Mit dem Housing ist nach über 20 Jahren endlich ein lang ersehntes Feature im Spiel angekommen: ein eigener, frei gestaltbarer Rückzugsort in Azeroth. Besonders spannend: Das Zuhause lässt sich nicht nur hübsch einrichten, sondern mit Trophäen und Sammlerstücken füllen, die Erfolge, seltene Drops oder persönliche Meilensteine sichtbar machen. Für viele wird das Eigenheim so zu einer Art persönlichem Museum – kreativ, dekorativ und ein Statement.

Wer ist Stamper in Azeroth?
myheimat: Wer ist Stamper in Azeroth (Klasse, Spezialisierung, Rolle in der Gilde „Das 7. Zeichen“) – und wer steckt als Spieler dahinter? Seit wann spielst du WoW?
Stamper: Stamper ist ein Kriegertank und ich spiele seit Release, also seit 2005. Früher habe ich beim „7. Zeichen“ im Raid gespielt, die Gilde aber verlassen, als ich dafür keine Zeit mehr hatte. Wegen Housing bin ich wieder beigetreten, weil ich in einer Gildennachbarschaft wohnen wollte – mit Leuten, die ich kenne und bei denen man merkt, dass sie sich mit ihren Häusern Mühe geben.

myheimat: Was macht dir in WoW grundsätzlich am meisten Spaß?
Stamper: Mir macht am meisten Spaß, mir Dinge so aufzubauen, dass sie sich „richtig“ anfühlen – also stimmig und passend.

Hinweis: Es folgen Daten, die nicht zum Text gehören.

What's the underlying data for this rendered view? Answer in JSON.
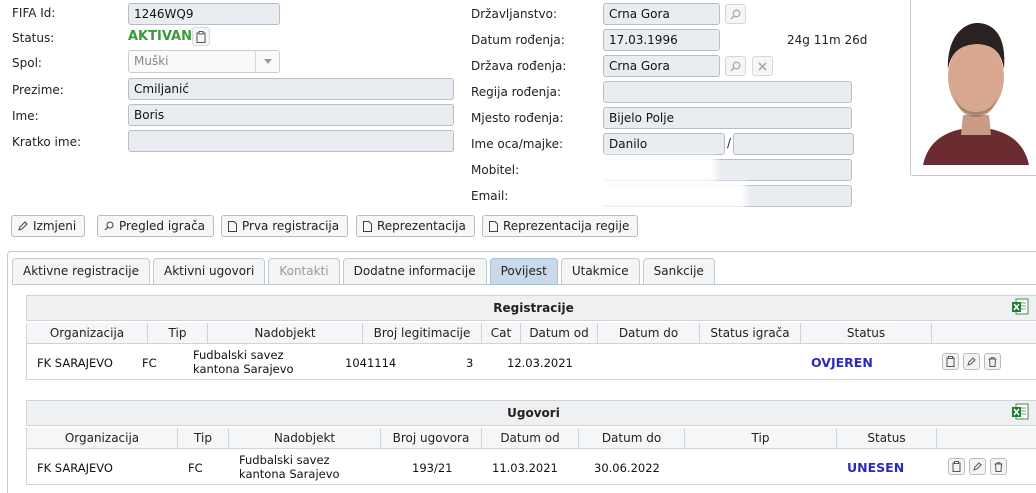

Ich spiele auch andere Spiele oft mit Blick auf Base-Building oder Housing, gerne sogar mit Survival-Aspekt. Genau das hat mir in WoW lange gefehlt.

Der erste Moment im Housing: „sehnsüchtig erwartet“
myheimat: Erinnerst du dich an deinen ersten Moment im Housing? War das eher „Endlich!“ oder vorsichtiges Abtasten – und warum?
Stamper: Ganz klar „Endlich!“. Ich habe Housing sehnsüchtig erwartet und war komplett begeistert, als es angekündigt wurde. Mein erster Eindruck war richtig gut.

myheimat: Du hattest frühen Zugang – wie war das damals im Vergleich zu heute?
Stamper: Ich hatte früher Zugang durch die Collector’s Edition von Midnight. Es war ein sehr schönes Fundament mit großem Potenzial, aber eben auch mit ein paar Ecken und Kanten. Einige davon gibt es heute noch, aber am System wird ja regelmäßig gearbeitet – das merkt man.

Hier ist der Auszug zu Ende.